I’ve been bigging up interdisciplinarity and generalism as something we must look to provide in UK HE alongside more traditional subject/discipline-based degrees. The most viewed blogs that are closely related to these topics are here, here and here.
However, in the interest of balance, there are two pieces of cautionary advice I wish to offer alongside championing these approaches in HE.
1. You can’t have everything
Although we may wish to increase breadth, there is simply no way anyone could cover the most elementary courses in, say, 30 subjects at university. Even if this were theoretically possible on the timetable, it is hard to see what taking only introductory courses in such a range of subjects could achieve. I suppose, speculating only, such an approach could be a research project in itself, part of a wider attempt to understand the nature of learning beginner’s material in a wide range of subjects, but this sound more like a masters or PhD project in education, if anything. It is difficult to see what an undergraduate would get from doing this.

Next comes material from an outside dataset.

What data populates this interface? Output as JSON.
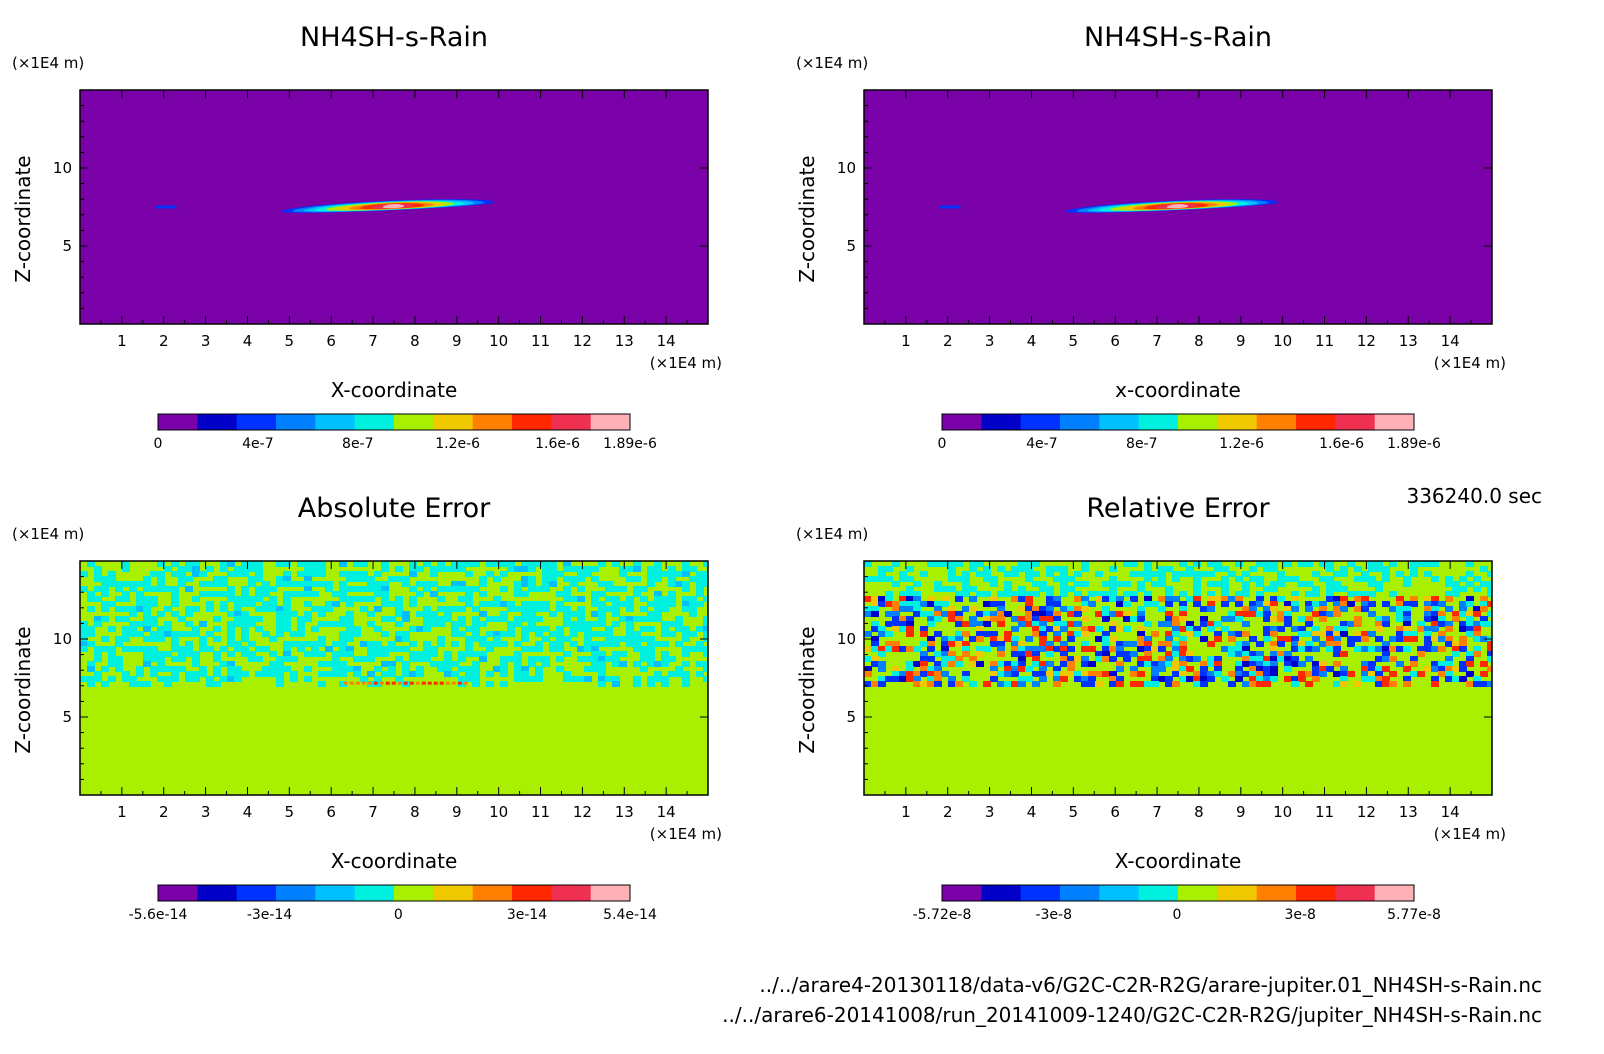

So although I maintain that the impulse to generalism is to be encouraged, even lauded, this impulse, like many impulses, must be guided and in some cases restrained so that the student is able to deepen their knowledge across as broad a range as possible. This guidance is greatly helped if the student already has in mind interesting multidisciplinary combinations (e.g. combining politics, economics and computer programming, or engineering, physics and design etc), but it is also possible to fashion undergraduate degrees with little connection between some of the disciplines, provided they are well-chosen and not too much is attempted.
2. The isolated genius
I blogged on something related to this a while ago, when I spoke of individuation, but it is worth repeating. Knowledge grows almost exclusively out of communities of people engaged in closely related research. Even fairly solitary geniuses like Einstein were connected, via the literature of the day, to the thoughts, work and experiments of other thinkers with very similar interests. But truly brilliant interdisciplinarians, who manage to forge combinations of disciplines where hitherto there had been very little connection (Georgescu-Roegen, the Econophysicist is on my mind at the moment), run a considerable risk of finding no audience for their work and no way to be heard. True, they can soldier on regardless, and – these days – can self-publish via the internet and try their best to build a community which is interested in their work and with whom they can go forward. But it can be a lonely business, and there may be no obvious career path. Such original thinkers may then need to work for money in areas not connected with their primary interests while they cement the foundations for their newly created interdiscipline by the 21st century version of candle light.
It is worth bearing these two things in mind as students have more and more opportunities to shape their own knowledge and form their own interdisciplinary and personal frameworks.